Que a reunião de fato tenha ocorrido e que sigam em curso as conversações também foi informado pelo El País, do Estado Espanhol, destacando que fontes com acesso à embaixada dos Estados Unidos (da Venezuela, mas localizada em Bogotá) haviam confirmado a visita oficial, embora só indicasse que o objetivo da delegação seria discutir a possível liberação de presos estadunidenses na Venezuela.

Justo na semana passada, Maduro declarou que pode fornecer gás e petróleo aos EUA e que a Venezuela tem a capacidade de aumentar a produção de um milhão de barris diários para 3 em “pouco tempo”. Disse também estar aberto a investidores de todo o mundo para produzi-lo e comprá-lo, “venham de onde vierem”. Foi assim que poucos dias após o pronunciamento de Maduro, o New York Times publicava sobre a presença da delegação estadunidense em Caracas para discutir com o governo venezuelano uma nova relação comercial, após anos de tensões.

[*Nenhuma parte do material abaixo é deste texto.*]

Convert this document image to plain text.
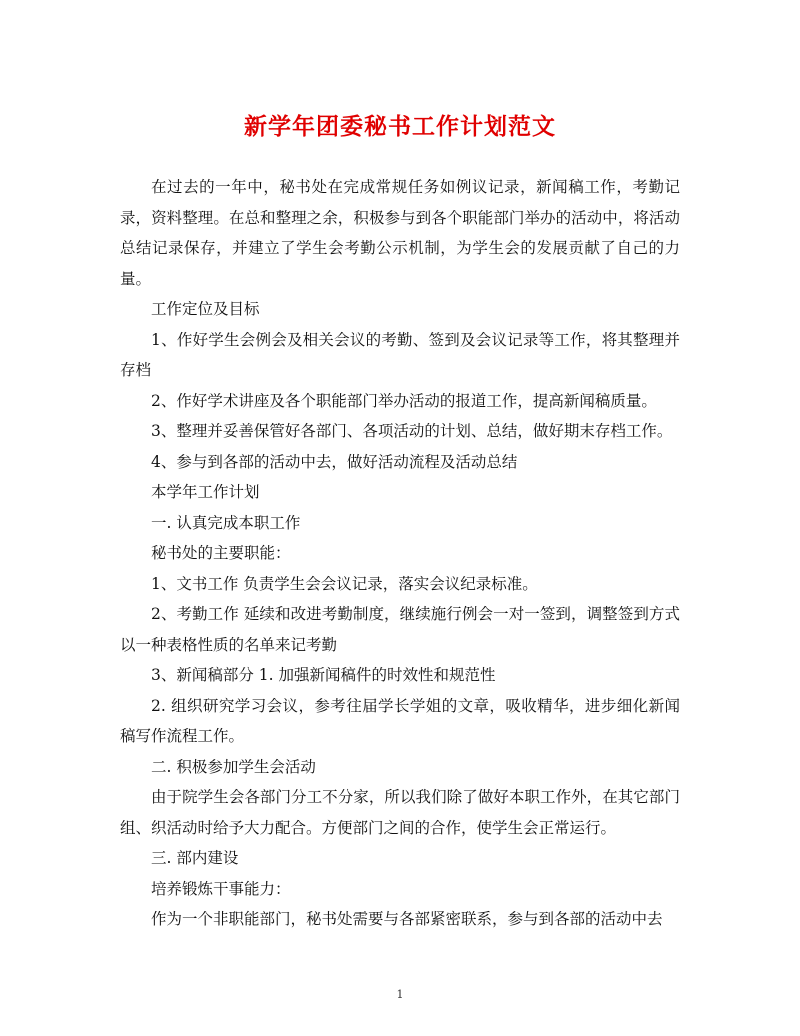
新学年团委秘书工作计划范文

在过去的一年中，秘书处在完成常规任务如例议记录，新闻稿工作，考勤记录，资料整理。在总和整理之余，积极参与到各个职能部门举办的活动中，将活动总结记录保存，并建立了学生会考勤公示机制，为学生会的发展贡献了自己的力量。

工作定位及目标

1、作好学生会例会及相关会议的考勤、签到及会议记录等工作，将其整理并存档

2、作好学术讲座及各个职能部门举办活动的报道工作，提高新闻稿质量。

3、整理并妥善保管好各部门、各项活动的计划、总结，做好期末存档工作。

4、参与到各部的活动中去，做好活动流程及活动总结

本学年工作计划

一. 认真完成本职工作

秘书处的主要职能：

1、文书工作 负责学生会会议记录，落实会议纪录标准。

2、考勤工作 延续和改进考勤制度，继续施行例会一对一签到，调整签到方式以一种表格性质的名单来记考勤

3、新闻稿部分 1. 加强新闻稿件的时效性和规范性

2. 组织研究学习会议，参考往届学长学姐的文章，吸收精华，进步细化新闻稿写作流程工作。

二. 积极参加学生会活动

由于院学生会各部门分工不分家，所以我们除了做好本职工作外，在其它部门组、织活动时给予大力配合。方便部门之间的合作，使学生会正常运行。

三. 部内建设

培养锻炼干事能力：

作为一个非职能部门，秘书处需要与各部紧密联系，参与到各部的活动中去

1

A visita no fim de semana coincide com um esforço da administração Biden para reunir outras fontes de energia depois que a onda de sanções financeiras impostas à Rússia limitou o abastecimento. Os preços do crude dispararam, estendendo uma forte alta de uma semana, depois que o secretário de Estado, Antony Blinken, comunicou no domingo que os EUA e seus aliados europeus estão discutindo a possibilidade de um embargo total sobre o petróleo russo como “castigo” por sua invasão à Ucrânia. Assim, Biden estaria avaliando flexibilizar as sanções petrolíferas impostas à Venezuela em uma tentativa de fazer com que mais petróleo venezuelano volte aos mercados globais, informou também o The Wall Street Journal, dos EUA.

É de se enfatizar que as sanções impostas pelos Estados Unidos são uma arma miserável que busca estrangular ainda mais a economia do país para gerar, por essa via, uma mudança forçosa de governo favorável aos Estados Unidos. E como já chegaram a reconhecer figuras do establishment político estadunidense, um de seus objetivos explícitos é causar maiores penúrias ao povo para gerar maior pressão social pela mudança de governo que os EUA desejam.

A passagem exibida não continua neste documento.